Malformed mapping files are silently skipped (log entry pending) — a bad mapping never breaks sync.
How matches are dispatched¶
When the JSON parser encounters a .json file:
- Parse to a Python dict
- Ask
MappingRegistry.find_mapping(data)— first match wins - If matched: apply the mapping (chunks + edges)
- If not matched: fall back to the generic structural parser (one chunk per top-level key)

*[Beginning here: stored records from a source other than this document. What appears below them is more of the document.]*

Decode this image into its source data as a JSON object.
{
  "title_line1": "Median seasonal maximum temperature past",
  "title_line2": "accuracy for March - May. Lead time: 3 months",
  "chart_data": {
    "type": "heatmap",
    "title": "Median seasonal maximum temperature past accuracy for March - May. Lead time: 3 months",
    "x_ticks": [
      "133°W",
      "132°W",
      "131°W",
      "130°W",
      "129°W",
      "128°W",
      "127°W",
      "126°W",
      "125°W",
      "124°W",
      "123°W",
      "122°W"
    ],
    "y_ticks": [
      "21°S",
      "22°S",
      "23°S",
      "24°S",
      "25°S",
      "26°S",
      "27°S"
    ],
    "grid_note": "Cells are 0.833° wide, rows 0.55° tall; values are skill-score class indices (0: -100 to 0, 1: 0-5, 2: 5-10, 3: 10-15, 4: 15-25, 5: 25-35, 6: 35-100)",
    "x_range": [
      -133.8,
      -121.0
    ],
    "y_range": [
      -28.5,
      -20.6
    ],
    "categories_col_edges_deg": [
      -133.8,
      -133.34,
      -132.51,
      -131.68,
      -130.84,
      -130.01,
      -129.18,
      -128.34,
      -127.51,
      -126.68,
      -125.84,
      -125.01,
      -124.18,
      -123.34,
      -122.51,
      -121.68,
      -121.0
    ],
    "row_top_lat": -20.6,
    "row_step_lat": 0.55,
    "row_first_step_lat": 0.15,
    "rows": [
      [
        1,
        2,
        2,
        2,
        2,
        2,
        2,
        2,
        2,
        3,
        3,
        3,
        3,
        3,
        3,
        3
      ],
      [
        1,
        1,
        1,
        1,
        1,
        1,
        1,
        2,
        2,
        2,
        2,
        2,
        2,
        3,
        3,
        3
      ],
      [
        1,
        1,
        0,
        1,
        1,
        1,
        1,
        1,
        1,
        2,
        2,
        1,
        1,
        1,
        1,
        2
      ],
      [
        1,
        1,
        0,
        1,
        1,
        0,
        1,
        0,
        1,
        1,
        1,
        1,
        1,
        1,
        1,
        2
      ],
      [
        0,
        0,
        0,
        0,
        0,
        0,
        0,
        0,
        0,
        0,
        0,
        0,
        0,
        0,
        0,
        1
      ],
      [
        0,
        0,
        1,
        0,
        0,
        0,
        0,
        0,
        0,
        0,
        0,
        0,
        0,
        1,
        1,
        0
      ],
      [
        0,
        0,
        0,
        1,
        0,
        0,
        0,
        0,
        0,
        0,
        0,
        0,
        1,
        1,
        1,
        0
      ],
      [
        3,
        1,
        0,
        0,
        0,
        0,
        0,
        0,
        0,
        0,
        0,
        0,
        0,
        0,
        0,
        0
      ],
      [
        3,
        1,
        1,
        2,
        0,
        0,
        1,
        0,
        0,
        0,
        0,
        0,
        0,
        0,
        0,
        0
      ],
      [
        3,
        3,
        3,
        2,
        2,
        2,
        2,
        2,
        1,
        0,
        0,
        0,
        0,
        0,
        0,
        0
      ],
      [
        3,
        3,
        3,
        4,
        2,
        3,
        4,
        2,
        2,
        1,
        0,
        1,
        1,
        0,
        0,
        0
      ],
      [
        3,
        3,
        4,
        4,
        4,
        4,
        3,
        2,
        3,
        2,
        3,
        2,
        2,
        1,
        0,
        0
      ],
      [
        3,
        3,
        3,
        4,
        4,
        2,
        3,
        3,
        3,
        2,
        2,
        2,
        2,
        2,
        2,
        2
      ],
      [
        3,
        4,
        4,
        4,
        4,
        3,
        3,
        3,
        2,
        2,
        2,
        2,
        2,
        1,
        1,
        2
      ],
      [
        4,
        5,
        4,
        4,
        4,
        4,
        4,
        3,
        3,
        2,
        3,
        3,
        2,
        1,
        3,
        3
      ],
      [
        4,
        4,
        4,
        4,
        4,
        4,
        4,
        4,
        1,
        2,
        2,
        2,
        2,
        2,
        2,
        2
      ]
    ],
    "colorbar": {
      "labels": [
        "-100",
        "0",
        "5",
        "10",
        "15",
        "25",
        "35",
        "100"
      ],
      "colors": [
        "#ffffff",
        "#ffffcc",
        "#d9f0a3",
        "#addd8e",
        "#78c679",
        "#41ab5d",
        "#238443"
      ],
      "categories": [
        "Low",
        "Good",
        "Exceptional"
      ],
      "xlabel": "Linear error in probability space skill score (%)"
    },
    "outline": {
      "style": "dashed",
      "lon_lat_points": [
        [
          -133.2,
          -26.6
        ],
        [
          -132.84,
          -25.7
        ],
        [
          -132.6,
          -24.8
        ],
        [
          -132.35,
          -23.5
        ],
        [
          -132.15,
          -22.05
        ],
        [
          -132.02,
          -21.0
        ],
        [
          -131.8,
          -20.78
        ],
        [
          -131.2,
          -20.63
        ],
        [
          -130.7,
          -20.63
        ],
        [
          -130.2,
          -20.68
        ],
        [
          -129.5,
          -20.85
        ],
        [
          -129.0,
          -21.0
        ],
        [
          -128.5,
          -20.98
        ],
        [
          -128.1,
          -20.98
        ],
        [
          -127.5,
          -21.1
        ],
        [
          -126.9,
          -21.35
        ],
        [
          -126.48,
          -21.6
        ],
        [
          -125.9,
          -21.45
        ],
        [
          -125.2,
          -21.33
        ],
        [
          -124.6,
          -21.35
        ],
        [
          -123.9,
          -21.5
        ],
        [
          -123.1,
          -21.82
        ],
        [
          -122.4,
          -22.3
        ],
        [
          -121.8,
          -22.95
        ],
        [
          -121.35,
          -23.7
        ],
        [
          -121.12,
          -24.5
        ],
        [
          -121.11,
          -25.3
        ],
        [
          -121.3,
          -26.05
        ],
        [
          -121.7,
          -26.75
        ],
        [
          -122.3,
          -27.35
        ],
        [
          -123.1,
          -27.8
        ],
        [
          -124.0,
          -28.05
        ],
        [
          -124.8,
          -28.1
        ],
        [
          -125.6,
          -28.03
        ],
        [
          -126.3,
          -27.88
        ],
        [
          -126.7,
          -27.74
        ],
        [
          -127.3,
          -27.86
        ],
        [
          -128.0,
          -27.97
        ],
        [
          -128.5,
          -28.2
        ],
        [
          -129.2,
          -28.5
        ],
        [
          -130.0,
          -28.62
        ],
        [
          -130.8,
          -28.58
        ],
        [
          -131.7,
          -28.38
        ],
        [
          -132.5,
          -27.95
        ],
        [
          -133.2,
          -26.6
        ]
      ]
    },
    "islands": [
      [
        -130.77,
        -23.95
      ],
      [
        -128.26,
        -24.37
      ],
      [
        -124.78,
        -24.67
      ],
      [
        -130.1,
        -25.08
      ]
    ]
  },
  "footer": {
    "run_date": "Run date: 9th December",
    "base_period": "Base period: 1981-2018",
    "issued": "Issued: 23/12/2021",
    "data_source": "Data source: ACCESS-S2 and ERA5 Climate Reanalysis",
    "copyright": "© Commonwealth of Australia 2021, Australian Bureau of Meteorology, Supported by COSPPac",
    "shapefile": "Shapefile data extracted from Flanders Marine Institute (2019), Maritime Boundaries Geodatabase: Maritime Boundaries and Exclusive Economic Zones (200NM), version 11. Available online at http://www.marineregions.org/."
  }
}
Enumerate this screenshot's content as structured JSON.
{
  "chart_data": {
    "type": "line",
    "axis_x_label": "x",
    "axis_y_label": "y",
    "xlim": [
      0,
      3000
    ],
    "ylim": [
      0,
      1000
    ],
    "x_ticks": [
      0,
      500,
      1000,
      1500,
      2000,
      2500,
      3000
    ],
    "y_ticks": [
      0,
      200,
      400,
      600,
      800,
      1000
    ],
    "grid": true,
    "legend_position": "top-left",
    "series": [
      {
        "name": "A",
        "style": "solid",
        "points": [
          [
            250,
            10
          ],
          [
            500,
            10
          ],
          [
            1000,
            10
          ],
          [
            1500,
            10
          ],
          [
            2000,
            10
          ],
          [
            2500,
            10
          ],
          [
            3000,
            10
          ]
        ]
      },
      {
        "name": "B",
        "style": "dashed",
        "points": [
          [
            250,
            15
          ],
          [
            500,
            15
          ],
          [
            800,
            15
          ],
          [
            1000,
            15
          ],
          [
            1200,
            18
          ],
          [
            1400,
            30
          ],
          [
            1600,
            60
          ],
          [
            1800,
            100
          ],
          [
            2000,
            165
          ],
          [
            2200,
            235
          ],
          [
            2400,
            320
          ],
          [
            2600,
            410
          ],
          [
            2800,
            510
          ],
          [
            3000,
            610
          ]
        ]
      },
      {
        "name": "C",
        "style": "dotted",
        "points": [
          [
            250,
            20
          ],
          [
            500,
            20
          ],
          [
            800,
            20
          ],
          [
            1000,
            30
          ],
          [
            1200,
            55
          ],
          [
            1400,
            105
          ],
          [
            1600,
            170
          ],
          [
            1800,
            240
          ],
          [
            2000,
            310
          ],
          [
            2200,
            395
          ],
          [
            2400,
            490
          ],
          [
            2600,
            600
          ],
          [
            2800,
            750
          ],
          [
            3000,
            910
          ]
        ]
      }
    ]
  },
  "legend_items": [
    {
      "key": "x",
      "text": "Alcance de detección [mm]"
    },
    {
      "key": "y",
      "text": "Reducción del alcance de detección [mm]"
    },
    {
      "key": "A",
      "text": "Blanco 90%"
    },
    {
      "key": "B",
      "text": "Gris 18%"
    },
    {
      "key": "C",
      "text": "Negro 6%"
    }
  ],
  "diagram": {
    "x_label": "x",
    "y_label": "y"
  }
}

Order of evaluation is registration order. If two mappings can match the
same document, the one loaded first wins. File names in .rtfm/mappings/
are processed in sorted order.
Why this lives outside RTFM¶
RTFM doesn't bundle any mappings. The NotebookLM project ships its own
nblm-answer.yaml — copy it into .rtfm/mappings/ and you're done. Same
goes for any other tool: the project that produces a JSON schema is best
positioned to define how it should be indexed.
This keeps RTFM honest about its scope: a generic retrieval layer that extends through pluggable conventions, not a registry of every format under the sun.
Examples to look at¶
- Start here: NotebookLM
answer.json— see the full RTFM × NotebookLM recipe for the ready-to-copy mapping and the markdown-only alternative path. - OpenAPI specs: one chunk per
paths.<route>operation, edges for$refs. - Linear/Jira exports: one chunk per issue, edges for
parent_id,blocks. - Test reports (Vitest, pytest JSON): one chunk per failure, metadata
with
file,line,error_type.
If you write a useful mapping, share it — open a PR adding the snippet to this page.